From Reuters (hat tip Michael Panzner):
The downward spiral of U.S. housing prices still has a way to go and homes were overvalued by between 8 percent to 20 percent in the first quarter of this year, according to research by an International Monetary Fund economist published on Friday.
In his report "What goes up must come down? House price dynamics in the United States," IMF economist Vladimir Klyuev used several economic techniques to determine by how much U.S. home prices are overvalued.
Klyuev drew from a government study of single-family home prices to conclude that values were "around 14 percent above equilibrium in the first quarter of 2008, with a plausible range of 8 to 20 percent."
His research showed that home prices became considerably overvalued from 2001 and while the housing market has started to correct itself, there is still a long way to go.....
The report also said that it is likely home prices will swing well below their equilibrium level before they start to recover.
Klyuev's research included data gathered by the U.S. Office of Federal Housing Enterprise Oversight which regulates mortgage-finance companies Fannie Mae and Freddie Mac and collects purchase price data.
Klyuev analyzed the dynamics of home prices and found the inventory-to-sales ratio the most important driver of changes in property values in the short run.

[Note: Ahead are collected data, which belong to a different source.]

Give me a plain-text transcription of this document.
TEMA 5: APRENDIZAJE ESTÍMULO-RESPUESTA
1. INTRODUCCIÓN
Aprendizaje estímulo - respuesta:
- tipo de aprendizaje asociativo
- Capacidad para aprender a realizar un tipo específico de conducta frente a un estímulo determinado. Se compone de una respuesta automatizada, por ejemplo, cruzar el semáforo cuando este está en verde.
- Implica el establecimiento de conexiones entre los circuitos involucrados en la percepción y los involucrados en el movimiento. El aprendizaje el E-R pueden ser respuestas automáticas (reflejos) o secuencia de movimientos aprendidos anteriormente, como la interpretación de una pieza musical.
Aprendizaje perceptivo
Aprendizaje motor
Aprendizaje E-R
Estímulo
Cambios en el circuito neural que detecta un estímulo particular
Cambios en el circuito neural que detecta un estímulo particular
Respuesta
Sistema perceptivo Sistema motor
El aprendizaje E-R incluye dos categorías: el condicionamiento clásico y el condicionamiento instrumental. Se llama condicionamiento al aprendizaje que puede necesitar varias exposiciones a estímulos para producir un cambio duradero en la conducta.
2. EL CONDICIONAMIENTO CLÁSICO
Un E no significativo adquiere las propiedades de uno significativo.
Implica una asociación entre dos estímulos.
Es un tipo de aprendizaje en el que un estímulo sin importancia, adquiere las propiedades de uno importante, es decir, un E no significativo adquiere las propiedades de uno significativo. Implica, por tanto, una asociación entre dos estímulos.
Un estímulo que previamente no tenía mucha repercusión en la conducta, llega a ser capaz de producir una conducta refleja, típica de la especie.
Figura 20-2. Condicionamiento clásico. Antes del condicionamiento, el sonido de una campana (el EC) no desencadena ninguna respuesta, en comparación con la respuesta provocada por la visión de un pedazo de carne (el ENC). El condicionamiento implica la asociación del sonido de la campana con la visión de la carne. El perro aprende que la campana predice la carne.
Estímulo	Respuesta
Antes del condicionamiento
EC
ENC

"Starts in foreclosures, which obviously add to inventory, seem to also exert additional downward pressure on prices," he added.
According to the research the bloated inventory-to-sales ratio, high foreclosure rates, and inertia in housing markets imply that recent price declines are likely to continue.
The research also considered whether the current fall in U.S. housing prices represented a nationwide bust.
"While the national price level is falling on every measure, there is an opinion that this decline might reflect oversized drops in a few isolated markets rather than a countrywide phenomenon," it said.